The Greek defence ministry denied any involvement.
“No incident happened,” a Greek defence official told AFP.
Erdogan’s cryptic comments followed his telephone talks on Thursday with German Chancellor Angela Merkel and EU chief Charles Michel.
Both Berlin and Brussels issued brief statements confirming that the Mediterranean tensions were covered but offering no specifics.
The Turkish presidency said Erdogan stressed the need for more diplomacy in both calls.
Erdogan told Merkel “he prefers disputes in the eastern Mediterranean are resolved within the framework of international law and on the basis of fairness and dialogue,” the Turkish presidency said in a statement.
The presidency said Erdogan told the European Council president that Turkey favoured a solution “which will protect the rights of all countries and benefit everyone”.
But Erdogan also reaffirmed to Michel “his commitment to defend Turkey’s rights against attempts to disregard them,” the Turkish presidency said.

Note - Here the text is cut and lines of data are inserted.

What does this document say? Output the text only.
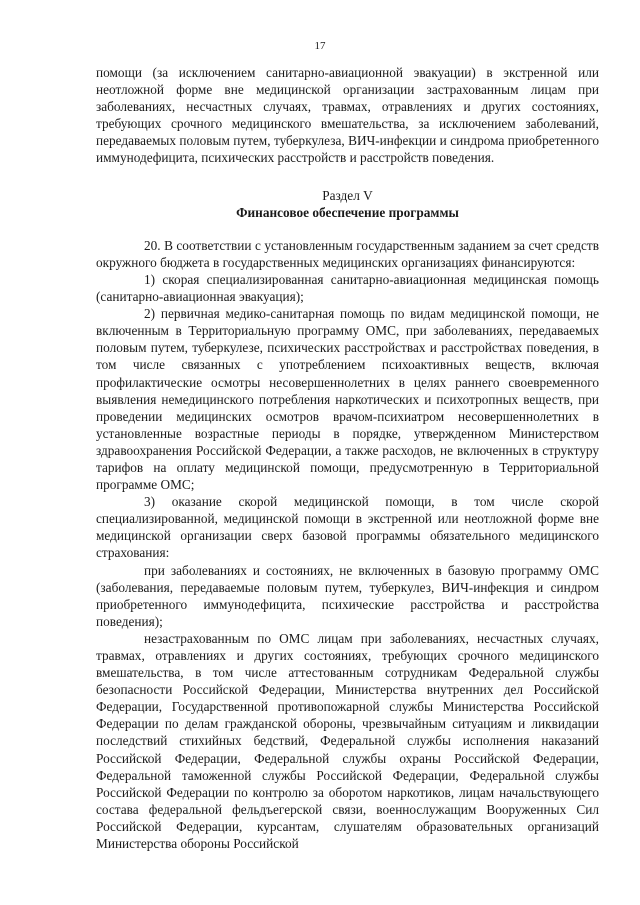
17

помощи (за исключением санитарно-авиационной эвакуации) в экстренной или неотложной форме вне медицинской организации застрахованным лицам при заболеваниях, несчастных случаях, травмах, отравлениях и других состояниях, требующих срочного медицинского вмешательства, за исключением заболеваний, передаваемых половым путем, туберкулеза, ВИЧ-инфекции и синдрома приобретенного иммунодефицита, психических расстройств и расстройств поведения.

Раздел V

Финансовое обеспечение программы

20. В соответствии с установленным государственным заданием за счет средств окружного бюджета в государственных медицинских организациях финансируются:

1) скорая специализированная санитарно-авиационная медицинская помощь (санитарно-авиационная эвакуация);

2) первичная медико-санитарная помощь по видам медицинской помощи, не включенным в Территориальную программу ОМС, при заболеваниях, передаваемых половым путем, туберкулезе, психических расстройствах и расстройствах поведения, в том числе связанных с употреблением психоактивных веществ, включая профилактические осмотры несовершеннолетних в целях раннего своевременного выявления немедицинского потребления наркотических и психотропных веществ, при проведении медицинских осмотров врачом-психиатром несовершеннолетних в установленные возрастные периоды в порядке, утвержденном Министерством здравоохранения Российской Федерации, а также расходов, не включенных в структуру тарифов на оплату медицинской помощи, предусмотренную в Территориальной программе ОМС;

3) оказание скорой медицинской помощи, в том числе скорой специализированной, медицинской помощи в экстренной или неотложной форме вне медицинской организации сверх базовой программы обязательного медицинского страхования:

при заболеваниях и состояниях, не включенных в базовую программу ОМС (заболевания, передаваемые половым путем, туберкулез, ВИЧ-инфекция и синдром приобретенного иммунодефицита, психические расстройства и расстройства поведения);

незастрахованным по ОМС лицам при заболеваниях, несчастных случаях, травмах, отравлениях и других состояниях, требующих срочного медицинского вмешательства, в том числе аттестованным сотрудникам Федеральной службы безопасности Российской Федерации, Министерства внутренних дел Российской Федерации, Государственной противопожарной службы Министерства Российской Федерации по делам гражданской обороны, чрезвычайным ситуациям и ликвидации последствий стихийных бедствий, Федеральной службы исполнения наказаний Российской Федерации, Федеральной службы охраны Российской Федерации, Федеральной таможенной службы Российской Федерации, Федеральной службы Российской Федерации по контролю за оборотом наркотиков, лицам начальствующего состава федеральной фельдъегерской связи, военнослужащим Вооруженных Сил Российской Федерации, курсантам, слушателям образовательных организаций Министерства обороны Российской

The emerging crisis prompted France — which has been at loggerhead with Turkey for months over Libya — to announce it was “temporarily reinforcing” its military presence in the Mediterranean in support of Greece.
France has been critical of what it says are Turkey’s violations of the sovereignty of Greece and Cyprus.
This uneasy relationship was complicated further when Paris accused Turkish ships of being “extremely aggressive” towards a French navy vessel in June.
Brussels will try to find a way to head off the rapid escalation during a meeting of EU foreign minister on Friday.
The EU has repeatedly urged Turkey to halt exploration work and sided with Greece’s interpretation of maritime boundaries.
Erdogan has adamantly defended Turkey’s right to search for oil and gas on its “continental shelf”.
These tensions could linger as regional powers pour ever growing resources into disputed waters around Cyprus and other parts of the eastern Mediterranean and the Aegean Sea.
The Oruc Reis is scheduled to complete its mission on August 23.